KUR Kini Dapat Dinikmati Seluruh Sektor Ekonomi
Redaktur: Muhsin Efri Yanto
JAKARTA — Komite Kebijakan Pembiayaan Usaha Mikro, Kecil, dan Menengah (UMKM) telah menghapus pembatasan penyaluran Kredit Usaha Rakyat (KUR) ke sektor non produksi atau perdagangan. Hal ini dilakukan dalam rangka mendorong percepatan pemulihan ekonomi pada triwulan III dan IV.
“Seiring dengan dibukanya aktivitas ekonomi pada bulan Juni 2020, penyaluran KUR mulai meningkat signifikan dengan peningkatan KUR sektor non produksi yang melampaui sektor produksi,” tutur Menko Perekonomian, Airlangga Hartarto, Senin (27/7/2020) di Jakarta.
Sebelumnya pemerintah melalui Komite yang diketuai Airlangga ini, telah mengeluarkan Peraturan Menteri Koordinator Bidang Perekonomian (Permenko) Nomor 6 Tahun 2020 sebagaimana diubah dalam Permenko Nomor 8 Tahun 2020 tentang Ketentuan Khusus bagi Penerima KUR terdampak Pandemi Covid-19.
Airlangga mengatakan, dalam peraturan tersebut diberikan relaksasi penundaan angsuran pokok dan pemberian tambahan subsidi bunga KUR sebesar 6 persen selama 3 bulan pertama dan 3 persen selama 3 bulan berikutnya. Perpanjangan jangka waktu, penambahan limit plafon dan penundaan kelengkapan persyaratan administrasi pengajuan KUR juga akan diberikan.
“Dalam upaya memperkuat dukungan terhadap pemulihan ekonomi pada triwulan III dan IV tahun 2020, belanja negara didorong untuk menopang pertumbuhan ekonomi domestik,” tandas Airlangga.
Pemerintah memperkirakan pertumbuhan negatif akan dialami perekonomian Indonesia pada triwulan II tahun 2020 yaitu pada kisaran minus 4,30 persen. Lembaga internasional juga memproyeksikan hal yang sama, di mana pertumbuhan ekonomi Indonesia akan terkontraksi pada tahun 2020.

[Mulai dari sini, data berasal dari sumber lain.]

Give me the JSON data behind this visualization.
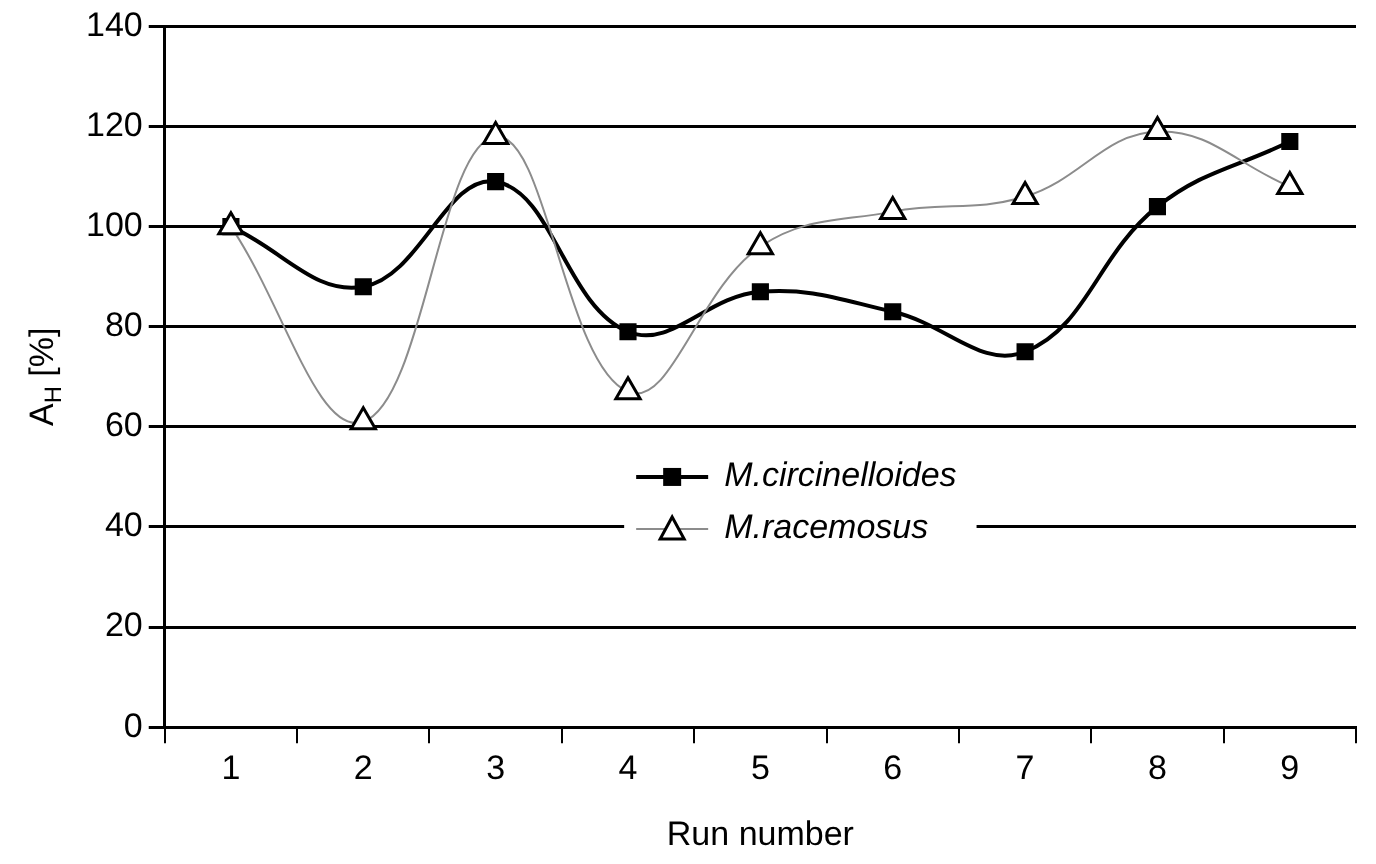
{
  "chart_data": {
    "type": "line",
    "xlabel": "Run number",
    "ylabel": "A$_{H}$ [%]",
    "categories": [
      "1",
      "2",
      "3",
      "4",
      "5",
      "6",
      "7",
      "8",
      "9"
    ],
    "series": [
      {
        "name": "M.circinelloides",
        "color": "#000000",
        "marker": "square",
        "values": [
          100,
          88,
          109,
          79,
          87,
          83,
          75,
          104,
          117
        ]
      },
      {
        "name": "M.racemosus",
        "color": "#000000",
        "marker": "triangle",
        "values": [
          100,
          61,
          118,
          67,
          96,
          103,
          106,
          119,
          108
        ]
      }
    ],
    "ylim": [
      0,
      140
    ],
    "yticks": [
      0,
      20,
      40,
      60,
      80,
      100,
      120,
      140
    ],
    "grid": "y",
    "legend": "center",
    "line_style": "solid"
  }
}
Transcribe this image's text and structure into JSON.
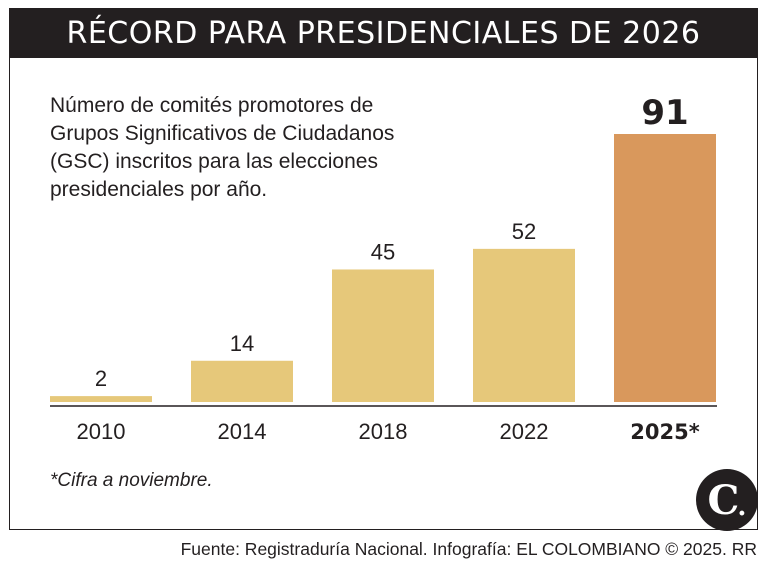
{
  "title": "RÉCORD PARA PRESIDENCIALES DE 2026",
  "description": [
    "Número de comités promotores de",
    "Grupos Significativos de Ciudadanos",
    "(GSC) inscritos para las elecciones",
    "presidenciales por año."
  ],
  "note": "*Cifra a noviembre.",
  "source": "Fuente: Registraduría Nacional. Infografía: EL COLOMBIANO © 2025. RR",
  "logo_text": "C.",
  "colors": {
    "bar": "#e6c87a",
    "highlight_bar": "#d9985c",
    "text": "#231f20"
  },
  "chart_data": {
    "type": "bar",
    "categories": [
      "2010",
      "2014",
      "2018",
      "2022",
      "2025*"
    ],
    "values": [
      2,
      14,
      45,
      52,
      91
    ],
    "highlight_index": 4,
    "title": "",
    "xlabel": "",
    "ylabel": "",
    "ylim": [
      0,
      91
    ],
    "grid": false
  }
}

Oleh karena itu, lanjut Airlangga, selain mendorong belanja negara, diperlukan pula dukungan dunia usaha termasuk UMKM untuk meningkatkan investasi sehingga ekonomi tidak mengalami perlambatan yang dalam dan mampu tumbuh sekitar 0,5 persen pada tahun 2020.
“Dukungan UMKM dalam rangka mempercepat pemulihan ekonomi adalah meningkatkan investasi yang berasal dari pembiayaan domestik,” paparnya.
Sebagai informasi tambahan, secara keseluruhan realisasi penyaluran KUR dari Agustus 2015 sampai dengan 30 Juni 2020 telah mencapai sebesar Rp 550.24 triliun dengan baki debet sebesar Rp161.74 triliun diberikan kepada 20,9 juta debitur. Adapun tingkat kredit macet atau non performing loan (NPL) KUR sampai dengan 30 Juni 2020 tercatat masih di posisi terjaga yaitu sebesar 1.18 persen.
Sementara itu penyaluran KUR selama Januari 2020 sampai dengan 31 Juni 2020 sudah mencapai Rp76.2 triliun kepada 2.2 juta debitur. Penyaluran tersebut sebesar 40 persen dari target tahun 2020 sebesar Rp190 triliun.
Penyaluran KUR pada masa Covid-19 melambat dari sebesar Rp18.9 triliun pada bulan Maret 2020 menjadi hanya sebesar Rp4.75 triliun pada Mei 2020. Pada bulan Juni 2020, penyaluran KUR telah kembali meningkat menjadi sebesar Rp10.45 triliun dengan peningkatan signifikan terjadi sejak minggu ketiga bulan Juni 2020 seiring dimulainya pembukaan aktivitas ekonomi dan penerapan adaptasi kebiasaan baru.
“Sektor UMKM diharapkan mampu menjadi penopang perekonomian dalam mempercepat pemulihan ekonomi dengan didukung kebijakan pembebasan pembatasan penyaluran KUR untuk sektor perdagangan atau non produksi yaitu melalui kebijakan penghapusan target penyaluran KUR pada sektor produksi,” pungkas Airlangga.